Rental Negotiation. Being wiling to negotiate the rental rate to lower than is advertised in the listing is probably the most effective move-in incentive. In a market where most rents are priced approximately the same, offering a small, negotiated reduction in order to close the deal makes sense. To renters, $25 to $50 per month represents a large annual savings. Being willing to negotiate can lead to a completed application on the spot, rather than the experience of the tenant leaving to look at other properties, sometimes never returning.
Upgrades to the property. If you were planning to upgrade anyway, this is a good strategy to let a prospective tenant know that you care about the property and that you will be responsible when it comes to maintaining it. It also lets the tenant know that you expect the tenant to take care of the upkeep of the property. If other properties in the area are being updated, you may not attract as many tenants to your property if it is looking outdated and in need of sprucing up. Letting a tenant know that you will be charging the same rent, but would like to upgrade various items while the tenant is occupying the property can help to keep the rental income flowing as you make the repairs. Never promise to make repairs or upgrades you have no intention of making. Make a list of what you will be doing to the property and ask the tenant to sign a copy of the list. This does not apply to items that you are obligated to repair for habitability of the property. Those are legally required before a tenant can move in, or as soon as possible when you become aware of them, after the property is occupied, so check your local ordinances carefully.

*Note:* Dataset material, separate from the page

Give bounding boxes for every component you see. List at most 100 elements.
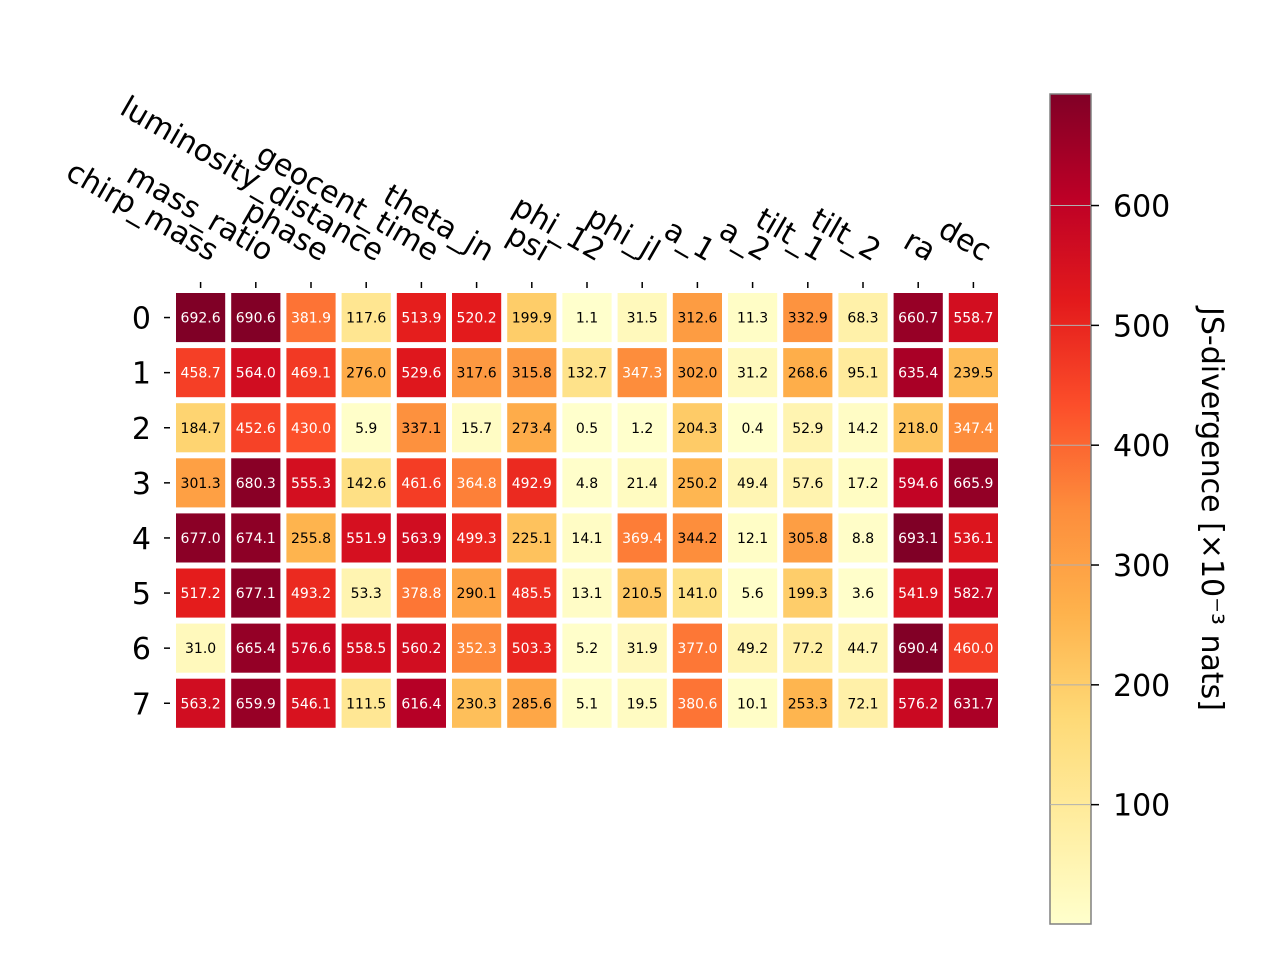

Lease Renewal Incentive. This is probably the best tool for property owners, landlords and property managers. Offering a lease renewal incentive ensures an ongoing tenant and a lower risk of vacancy. Any one of the above incentives can work to encourage a lease renewal. Offering a lease renewal bonus of $50 or $100 is common. Again, I don’t care for the rent reduction incentive, but a refund check after the first rent payment under the new lease, or a gift certificate, are great ways to avoid giving the appearance of not requiring full rent payments, while rewarding the tenants you want to keep.
Despite the tools available and the popularity of move-in incentives, I personally have had mixed results when using them. For the most part, they are neither expected, nor required by tenants and occasionally, have had the effect of making a landlord seem somewhat cavalier about rent collection. So, if you are considering this approach, use it carefully and wisely and really get to know the market in which you are renting out properties.